In a column he recently wrote for USA Today, Democratic presidential candidate Bernie Sanders parroted the complaints of the teachers unions about standardized tests.
Among Sanders’ arguments against them is that they have “forced” teachers to teach to the test; they keep students from a “holistic educational experience and the joys of learning” by investing too much class time in test preparation; and they have contributed to the perception that America’s public schools are failing.
Like a lot of what the avowed socialist says, this is a bunch of nonsense.
Nothing is forcing teachers to teach to the test. Where that is happening — and admittedly it is happening — is where the schools are so weak that the administrators don’t trust the teachers, if left to their own devices, to spend enough time imparting the basic skills and subject knowledge these tests are designed to confirm. Thus, the schools try to game the system by spending an exorbitant amount of time and resources on test preparation.
The tests aren’t creating that. The schools’ lack of confidence in their teaching prowess is.
It’s the same thing with the joy of learning. Where education has become joyless, it’s not because of tests. It’s because of a shortage of competent, inspiring, driven educators — or of administrators who understand where they should be spending their limited financial resources.

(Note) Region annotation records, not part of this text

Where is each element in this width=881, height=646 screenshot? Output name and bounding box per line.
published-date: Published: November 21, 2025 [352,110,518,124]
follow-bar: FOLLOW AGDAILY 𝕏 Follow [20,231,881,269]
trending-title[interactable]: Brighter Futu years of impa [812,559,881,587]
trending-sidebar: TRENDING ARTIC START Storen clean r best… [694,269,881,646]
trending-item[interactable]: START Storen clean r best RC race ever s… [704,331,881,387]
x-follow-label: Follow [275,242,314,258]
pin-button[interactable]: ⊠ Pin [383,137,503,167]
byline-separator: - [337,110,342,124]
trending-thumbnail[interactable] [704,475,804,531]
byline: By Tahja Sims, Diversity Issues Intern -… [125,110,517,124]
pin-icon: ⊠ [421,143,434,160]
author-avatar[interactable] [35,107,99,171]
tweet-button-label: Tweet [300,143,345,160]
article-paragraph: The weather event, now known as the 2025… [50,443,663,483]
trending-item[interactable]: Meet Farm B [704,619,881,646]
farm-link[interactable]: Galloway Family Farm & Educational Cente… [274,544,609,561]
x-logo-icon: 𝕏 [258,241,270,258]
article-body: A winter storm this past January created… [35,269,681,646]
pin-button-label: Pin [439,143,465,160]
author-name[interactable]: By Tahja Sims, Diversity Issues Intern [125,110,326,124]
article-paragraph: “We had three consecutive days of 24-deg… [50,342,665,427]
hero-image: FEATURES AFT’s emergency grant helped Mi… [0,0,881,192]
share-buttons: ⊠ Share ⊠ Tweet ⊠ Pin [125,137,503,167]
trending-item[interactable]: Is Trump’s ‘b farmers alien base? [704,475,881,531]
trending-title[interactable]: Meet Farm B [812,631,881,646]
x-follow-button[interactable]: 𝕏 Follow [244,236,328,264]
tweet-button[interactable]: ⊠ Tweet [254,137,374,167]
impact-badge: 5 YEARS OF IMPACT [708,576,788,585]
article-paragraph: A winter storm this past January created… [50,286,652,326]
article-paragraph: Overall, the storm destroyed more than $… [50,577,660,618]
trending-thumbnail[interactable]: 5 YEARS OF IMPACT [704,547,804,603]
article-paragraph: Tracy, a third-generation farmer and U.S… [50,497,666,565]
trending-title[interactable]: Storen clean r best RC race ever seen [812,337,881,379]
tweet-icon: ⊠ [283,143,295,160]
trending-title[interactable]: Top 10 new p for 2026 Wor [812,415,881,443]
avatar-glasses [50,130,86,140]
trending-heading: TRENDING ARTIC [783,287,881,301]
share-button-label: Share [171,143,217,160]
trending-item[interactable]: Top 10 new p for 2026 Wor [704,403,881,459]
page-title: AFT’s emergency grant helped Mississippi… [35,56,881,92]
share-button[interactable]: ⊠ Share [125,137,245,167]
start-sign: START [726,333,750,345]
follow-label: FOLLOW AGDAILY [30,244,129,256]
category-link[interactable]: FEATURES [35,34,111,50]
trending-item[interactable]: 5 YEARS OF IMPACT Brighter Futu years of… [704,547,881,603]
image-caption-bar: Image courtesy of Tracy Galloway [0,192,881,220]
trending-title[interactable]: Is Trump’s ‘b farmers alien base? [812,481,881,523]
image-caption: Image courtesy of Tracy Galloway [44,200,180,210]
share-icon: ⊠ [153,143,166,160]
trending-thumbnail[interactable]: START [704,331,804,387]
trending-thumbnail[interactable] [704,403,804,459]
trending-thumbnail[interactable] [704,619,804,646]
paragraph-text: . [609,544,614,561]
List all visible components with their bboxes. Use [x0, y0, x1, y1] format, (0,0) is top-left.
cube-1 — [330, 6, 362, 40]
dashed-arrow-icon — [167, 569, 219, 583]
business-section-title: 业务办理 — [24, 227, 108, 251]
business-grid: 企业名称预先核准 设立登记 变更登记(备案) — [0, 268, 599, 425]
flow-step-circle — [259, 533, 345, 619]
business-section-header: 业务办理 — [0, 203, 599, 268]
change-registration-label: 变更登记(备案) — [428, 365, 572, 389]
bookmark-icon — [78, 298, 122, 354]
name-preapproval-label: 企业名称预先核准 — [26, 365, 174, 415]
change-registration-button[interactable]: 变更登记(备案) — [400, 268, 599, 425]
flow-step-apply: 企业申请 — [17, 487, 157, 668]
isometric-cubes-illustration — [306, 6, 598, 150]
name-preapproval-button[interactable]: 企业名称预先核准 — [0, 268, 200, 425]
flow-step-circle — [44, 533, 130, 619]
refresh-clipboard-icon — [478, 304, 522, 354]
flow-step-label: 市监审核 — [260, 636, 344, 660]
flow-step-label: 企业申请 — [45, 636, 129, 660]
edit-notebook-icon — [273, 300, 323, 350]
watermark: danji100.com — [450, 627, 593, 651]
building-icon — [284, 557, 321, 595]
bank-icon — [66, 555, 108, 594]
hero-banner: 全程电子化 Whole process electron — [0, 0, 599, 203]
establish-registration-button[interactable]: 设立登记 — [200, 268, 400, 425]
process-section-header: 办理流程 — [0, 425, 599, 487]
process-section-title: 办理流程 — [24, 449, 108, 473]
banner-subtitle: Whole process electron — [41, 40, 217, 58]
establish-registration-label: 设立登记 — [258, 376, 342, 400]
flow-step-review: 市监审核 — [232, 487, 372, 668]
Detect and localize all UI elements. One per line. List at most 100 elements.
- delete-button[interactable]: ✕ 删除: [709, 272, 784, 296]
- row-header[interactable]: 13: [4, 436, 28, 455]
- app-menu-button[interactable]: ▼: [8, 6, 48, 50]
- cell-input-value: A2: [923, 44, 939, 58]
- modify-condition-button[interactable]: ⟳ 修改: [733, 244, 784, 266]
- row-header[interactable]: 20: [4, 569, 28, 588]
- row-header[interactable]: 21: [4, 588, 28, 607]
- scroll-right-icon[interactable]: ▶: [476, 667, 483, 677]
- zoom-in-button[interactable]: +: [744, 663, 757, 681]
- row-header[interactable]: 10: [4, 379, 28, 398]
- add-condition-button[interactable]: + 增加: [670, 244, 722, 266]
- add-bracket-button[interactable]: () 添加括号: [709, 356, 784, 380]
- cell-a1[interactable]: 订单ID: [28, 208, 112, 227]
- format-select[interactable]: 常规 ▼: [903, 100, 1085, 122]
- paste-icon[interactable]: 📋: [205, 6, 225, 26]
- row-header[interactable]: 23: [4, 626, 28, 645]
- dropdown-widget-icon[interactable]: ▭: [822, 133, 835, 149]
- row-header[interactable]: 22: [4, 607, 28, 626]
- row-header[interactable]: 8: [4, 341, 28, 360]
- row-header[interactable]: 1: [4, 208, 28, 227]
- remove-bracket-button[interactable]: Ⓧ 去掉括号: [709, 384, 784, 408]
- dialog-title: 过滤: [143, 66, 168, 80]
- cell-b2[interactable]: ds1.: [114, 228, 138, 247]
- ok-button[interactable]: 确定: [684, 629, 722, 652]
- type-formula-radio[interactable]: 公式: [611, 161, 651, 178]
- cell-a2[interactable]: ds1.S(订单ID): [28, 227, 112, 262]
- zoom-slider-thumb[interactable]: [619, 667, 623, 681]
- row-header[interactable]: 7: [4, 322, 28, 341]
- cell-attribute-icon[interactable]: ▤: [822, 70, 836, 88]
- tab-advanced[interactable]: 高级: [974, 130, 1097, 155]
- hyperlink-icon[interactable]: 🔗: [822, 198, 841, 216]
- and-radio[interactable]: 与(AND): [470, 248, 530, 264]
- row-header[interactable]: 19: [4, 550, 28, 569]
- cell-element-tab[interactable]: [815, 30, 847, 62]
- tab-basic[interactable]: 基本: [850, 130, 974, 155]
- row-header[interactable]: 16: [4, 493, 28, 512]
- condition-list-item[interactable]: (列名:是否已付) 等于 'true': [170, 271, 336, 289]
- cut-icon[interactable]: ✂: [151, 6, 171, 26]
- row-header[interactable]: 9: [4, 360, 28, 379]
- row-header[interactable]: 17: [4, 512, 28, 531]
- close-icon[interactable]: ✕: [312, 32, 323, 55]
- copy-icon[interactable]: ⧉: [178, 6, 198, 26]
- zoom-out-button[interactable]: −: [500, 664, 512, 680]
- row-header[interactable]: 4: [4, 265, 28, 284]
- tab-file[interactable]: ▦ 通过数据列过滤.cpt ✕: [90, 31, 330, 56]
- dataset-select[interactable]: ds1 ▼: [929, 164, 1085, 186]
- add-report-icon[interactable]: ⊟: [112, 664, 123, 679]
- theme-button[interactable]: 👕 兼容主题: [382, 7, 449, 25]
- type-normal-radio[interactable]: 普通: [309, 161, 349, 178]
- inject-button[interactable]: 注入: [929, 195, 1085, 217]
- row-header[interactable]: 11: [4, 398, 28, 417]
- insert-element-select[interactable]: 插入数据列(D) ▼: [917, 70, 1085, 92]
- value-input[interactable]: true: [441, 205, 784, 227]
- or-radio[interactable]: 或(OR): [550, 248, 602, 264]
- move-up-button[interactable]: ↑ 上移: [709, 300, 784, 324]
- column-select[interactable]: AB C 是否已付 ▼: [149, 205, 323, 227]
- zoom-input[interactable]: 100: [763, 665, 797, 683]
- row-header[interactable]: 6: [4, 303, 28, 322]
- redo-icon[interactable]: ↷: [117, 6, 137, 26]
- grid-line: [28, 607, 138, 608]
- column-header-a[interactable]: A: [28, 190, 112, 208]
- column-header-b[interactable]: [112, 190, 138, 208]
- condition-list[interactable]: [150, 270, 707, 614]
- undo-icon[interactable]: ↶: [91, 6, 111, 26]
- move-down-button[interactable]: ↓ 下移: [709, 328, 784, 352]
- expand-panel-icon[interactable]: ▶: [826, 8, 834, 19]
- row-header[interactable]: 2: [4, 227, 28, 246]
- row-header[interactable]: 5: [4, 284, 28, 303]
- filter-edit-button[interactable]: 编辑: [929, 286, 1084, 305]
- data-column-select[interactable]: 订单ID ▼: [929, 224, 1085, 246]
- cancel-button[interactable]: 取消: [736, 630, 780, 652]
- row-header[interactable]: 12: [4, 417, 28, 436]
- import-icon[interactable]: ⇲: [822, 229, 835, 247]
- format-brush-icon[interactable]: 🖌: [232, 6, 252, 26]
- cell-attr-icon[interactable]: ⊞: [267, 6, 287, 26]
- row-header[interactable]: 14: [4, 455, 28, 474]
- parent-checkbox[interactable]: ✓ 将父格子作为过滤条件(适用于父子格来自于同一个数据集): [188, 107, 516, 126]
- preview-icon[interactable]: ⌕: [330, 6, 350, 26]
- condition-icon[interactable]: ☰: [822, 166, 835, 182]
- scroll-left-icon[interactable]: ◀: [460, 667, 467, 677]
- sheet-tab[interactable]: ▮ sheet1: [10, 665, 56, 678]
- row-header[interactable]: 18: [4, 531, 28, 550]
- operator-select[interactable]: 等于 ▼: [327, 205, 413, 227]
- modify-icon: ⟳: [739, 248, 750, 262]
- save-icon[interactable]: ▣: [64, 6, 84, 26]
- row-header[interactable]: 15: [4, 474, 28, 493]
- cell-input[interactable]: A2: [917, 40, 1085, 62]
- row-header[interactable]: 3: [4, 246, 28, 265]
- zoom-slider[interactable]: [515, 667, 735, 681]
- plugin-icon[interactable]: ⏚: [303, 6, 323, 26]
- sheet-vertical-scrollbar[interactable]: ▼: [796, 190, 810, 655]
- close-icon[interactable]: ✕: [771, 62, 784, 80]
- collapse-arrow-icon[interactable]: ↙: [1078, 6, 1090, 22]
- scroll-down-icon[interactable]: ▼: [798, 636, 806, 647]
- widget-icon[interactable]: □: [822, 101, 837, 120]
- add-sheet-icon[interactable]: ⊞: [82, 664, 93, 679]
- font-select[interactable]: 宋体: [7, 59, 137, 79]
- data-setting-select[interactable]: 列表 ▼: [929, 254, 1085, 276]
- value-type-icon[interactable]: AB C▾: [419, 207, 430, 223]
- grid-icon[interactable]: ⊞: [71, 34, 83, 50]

If schools wanted to spend less money on test prep and more on arts and music education, there is nothing to prevent them from doing so — other than their leaders.
As for standardized testing giving U.S. public education an undeservedly bad rap, the truth is that standardized testing has exposed one of our nation’s glaring shortcomings.
Our education system lags behind most developed nations in terms of how much knowledge it imparts and what it expects from students. For decades, objective comparisons of the academic achievement of U.S. students in elementary and secondary schools have consistently shown our nation lagging.
We’ve been able to get away with it by catching up through superior colleges and universities, but those are increasingly being watered down by the egalitarian but flawed ideology that maintains everyone should go to college and is entitled to a passing grade.
Sanders’ answer to what ails American education is to throw money at it. Pay teachers everywhere a starting salary of $60,000 a year, regardless of the differences in cost of living. Make college tuition-free. Provide all students, regardless of how much their parents earn, with free meals because we don’t want to stigmatize poor children by only giving them the charity.
And all of this, says Sanders, will produce the best public schools and teachers in the world. How would he know that’s true without the objective gauge provided by the standardized tests he wants to abolish? Apparently he’d just tell us it’s so.